As many have pointed out, the Left certainly doesn’t oppose every form of hierarchy out there. No one will be marching anytime soon because I’ve been denied my rightful place atop a local soccer league, and even anarchists respect that some people should be prioritized during hyper-democratic deliberation.
What we oppose are hierarchies that are domineering, calcified, and organized to deny people what they need to lead a decent life when there are more than enough resources to care for everyone. It’s an eminently modernist position, predicated on a commitment to the equality and freedom of all and revulsion to the top-down vision put forward by figures like Nietzsche, who waxed poetic about returning to a more “aristocratic” time he associated with macho Greek heroes like the “man of great passion” Achilles.

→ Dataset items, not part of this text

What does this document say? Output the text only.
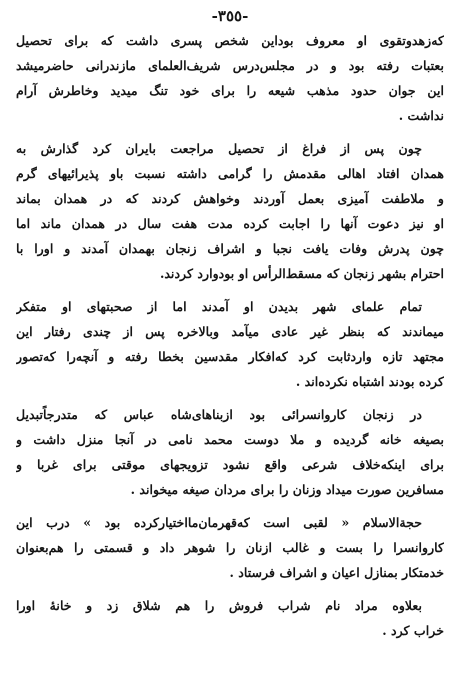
-٣٥٥-
که‌زهدوتقوی او معروف بوداین شخص پسری داشت که برای تحصیل
بعتبات رفته بود و در مجلس‌درس شریف‌العلمای مازندرانی حاضرمیشد
این جوان حدود مذهب شیعه را برای خود تنگ میدید وخاطرش آرام
نداشت .
چون پس از فراغ از تحصیل مراجعت بایران کرد گذارش به
همدان افتاد اهالی مقدمش را گرامی داشته نسبت باو پذیرائیهای گرم
و ملاطفت آمیزی بعمل آوردند وخواهش کردند که در همدان بماند
او نیز دعوت آنها را اجابت کرده مدت هفت سال در همدان ماند اما
چون پدرش وفات یافت نجبا و اشراف زنجان بهمدان آمدند و اورا با
احترام بشهر زنجان که مسقط‌الرأس او بودوارد کردند.
تمام علمای شهر بدیدن او آمدند اما از صحبتهای او متفکر
میماندند که بنظر غیر عادی میآمد وبالاخره پس از چندی رفتار این
مجتهد تازه واردثابت کرد که‌افکار مقدسین بخطا رفته و آنچه‌را که‌تصور
کرده بودند اشتباه نکرده‌اند .
در زنجان کاروانسرائی بود ازبناهای‌شاه عباس که متدرجاً‌تبدیل
بصیغه خانه گردیده و ملا دوست محمد نامی در آنجا منزل داشت و
برای اینکه‌خلاف شرعی واقع نشود تزویجهای موقتی برای غربا و
مسافرین صورت میداد وزنان را برای مردان صیغه میخواند .
حجة‌الاسلام « لقبی است که‌قهرمان‌ما‌اختیارکرده بود » درب این
کاروانسرا را بست و غالب ازنان را شوهر داد و قسمتی را هم‌بعنوان
خدمتکار بمنازل اعیان و اشراف فرستاد .
بعلاوه مراد نام شراب فروش را هم شلاق زد و خانهٔ اورا
خراب کرد .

Notably, Nietzsche also thought of this as a fundamentally anti-Christian position. Peterson and other conservatives have a strange habit of invoking Nietzsche’s theory of ressentiment to harangue social justice activists while positioning themselves as defenders of the “Judeo-Christian” West. Yet they fail to acknowledge Nietzsche’s radical argument that progressive egalitarianism was precisely the continuation of Christianity by secular means.

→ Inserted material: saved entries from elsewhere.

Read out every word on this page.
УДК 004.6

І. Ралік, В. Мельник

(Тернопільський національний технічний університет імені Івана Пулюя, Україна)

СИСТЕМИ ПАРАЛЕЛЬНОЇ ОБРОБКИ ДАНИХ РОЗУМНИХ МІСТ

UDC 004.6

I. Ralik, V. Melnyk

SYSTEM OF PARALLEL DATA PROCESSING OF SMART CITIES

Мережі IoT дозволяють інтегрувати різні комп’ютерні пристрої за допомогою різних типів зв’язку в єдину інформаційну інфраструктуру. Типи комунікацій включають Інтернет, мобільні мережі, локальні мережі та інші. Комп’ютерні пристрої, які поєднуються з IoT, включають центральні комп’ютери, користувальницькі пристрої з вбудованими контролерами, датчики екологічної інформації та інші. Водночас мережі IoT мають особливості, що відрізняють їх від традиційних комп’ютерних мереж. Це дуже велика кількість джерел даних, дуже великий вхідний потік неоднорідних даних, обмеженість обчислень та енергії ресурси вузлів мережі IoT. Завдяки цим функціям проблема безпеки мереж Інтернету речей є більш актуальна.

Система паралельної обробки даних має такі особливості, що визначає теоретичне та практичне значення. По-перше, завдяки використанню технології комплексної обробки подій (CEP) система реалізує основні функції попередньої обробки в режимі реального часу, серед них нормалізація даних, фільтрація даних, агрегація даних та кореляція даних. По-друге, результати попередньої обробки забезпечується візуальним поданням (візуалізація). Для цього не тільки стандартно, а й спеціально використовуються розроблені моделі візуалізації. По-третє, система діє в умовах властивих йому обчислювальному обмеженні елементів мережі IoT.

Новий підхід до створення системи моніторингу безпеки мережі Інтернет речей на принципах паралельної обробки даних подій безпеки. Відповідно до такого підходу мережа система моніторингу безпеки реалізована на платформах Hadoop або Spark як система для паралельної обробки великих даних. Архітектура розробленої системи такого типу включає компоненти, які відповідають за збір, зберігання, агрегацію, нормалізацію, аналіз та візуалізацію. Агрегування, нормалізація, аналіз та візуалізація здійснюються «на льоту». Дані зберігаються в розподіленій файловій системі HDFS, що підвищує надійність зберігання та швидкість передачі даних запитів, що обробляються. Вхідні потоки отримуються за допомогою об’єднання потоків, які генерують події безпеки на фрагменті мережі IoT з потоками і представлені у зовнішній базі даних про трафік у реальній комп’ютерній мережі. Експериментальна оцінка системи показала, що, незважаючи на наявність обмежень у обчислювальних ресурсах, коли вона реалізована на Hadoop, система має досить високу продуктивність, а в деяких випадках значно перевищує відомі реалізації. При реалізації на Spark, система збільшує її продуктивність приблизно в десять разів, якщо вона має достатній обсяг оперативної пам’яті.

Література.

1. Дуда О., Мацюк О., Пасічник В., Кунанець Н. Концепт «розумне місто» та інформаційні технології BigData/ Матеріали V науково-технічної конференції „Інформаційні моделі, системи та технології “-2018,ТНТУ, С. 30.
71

Nietzsche certainly had more respect for the tough-minded, antiquarian forms of Christianity seen with Jesus and St Paul. But that doesn’t mean he saw Christianity as disappearing with the death of God — Christian doctrine could remake and secularize itself, to carry on even after cutting its metaphysical roots.
According to Nietzsche, modernity and its democratic and humanistic antipathy to hierarchy emerged from the “slave” morality of Christianity — a “revolt” of the weak against the strong — dropping its metaphysics while keeping the moral core alive through ideologies like socialism and utilitarianism. These doctrines, focused as they were on equality, compassion, and pity for the weak, were the “residue of Christianity and of Rousseau in the de-Christianized world,” as he put it in The Will to Power.
If Nietzsche were here, he’d probably tell Peterson that Judeo-Christian culture is alive and well. At this moment, its activists are marching for trans and women’s rights. Ironically, Peterson’s Nietzschean inclinations to revere authority and hierarchy evince an anti-Christian and anti-modernist spirit — a yearning to return to a more aristocratic time when authority was respected and everyone else humbly accepted their place.
Socialism and Peterson
The Burkean and Nietzschean sides of Peterson’s work are united in their wariness of the modernist project. They’re seized by an abiding anxiety that we live in an increasingly disordered time, when too many valuable hierarchies and the embodied wisdom they contain are called into question by the ungrateful. Peterson would prefer people focus on improving their own lives, before cautiously trying to change society.
But the ambition of socialists isn’t so much grandiose as grounded. We want to fulfill the promise of modernity by establishing societies where everyone is free to pursue the good life in cooperation with others, and where everyone enjoys the material well-being needed to do so.
It is the reactionary fixation with hierarchy, with its yearning to turn back time to when authority was either naturalized or mythologized, that in fact has grand designs. And none of them are hospitable to democracy or human flourishing.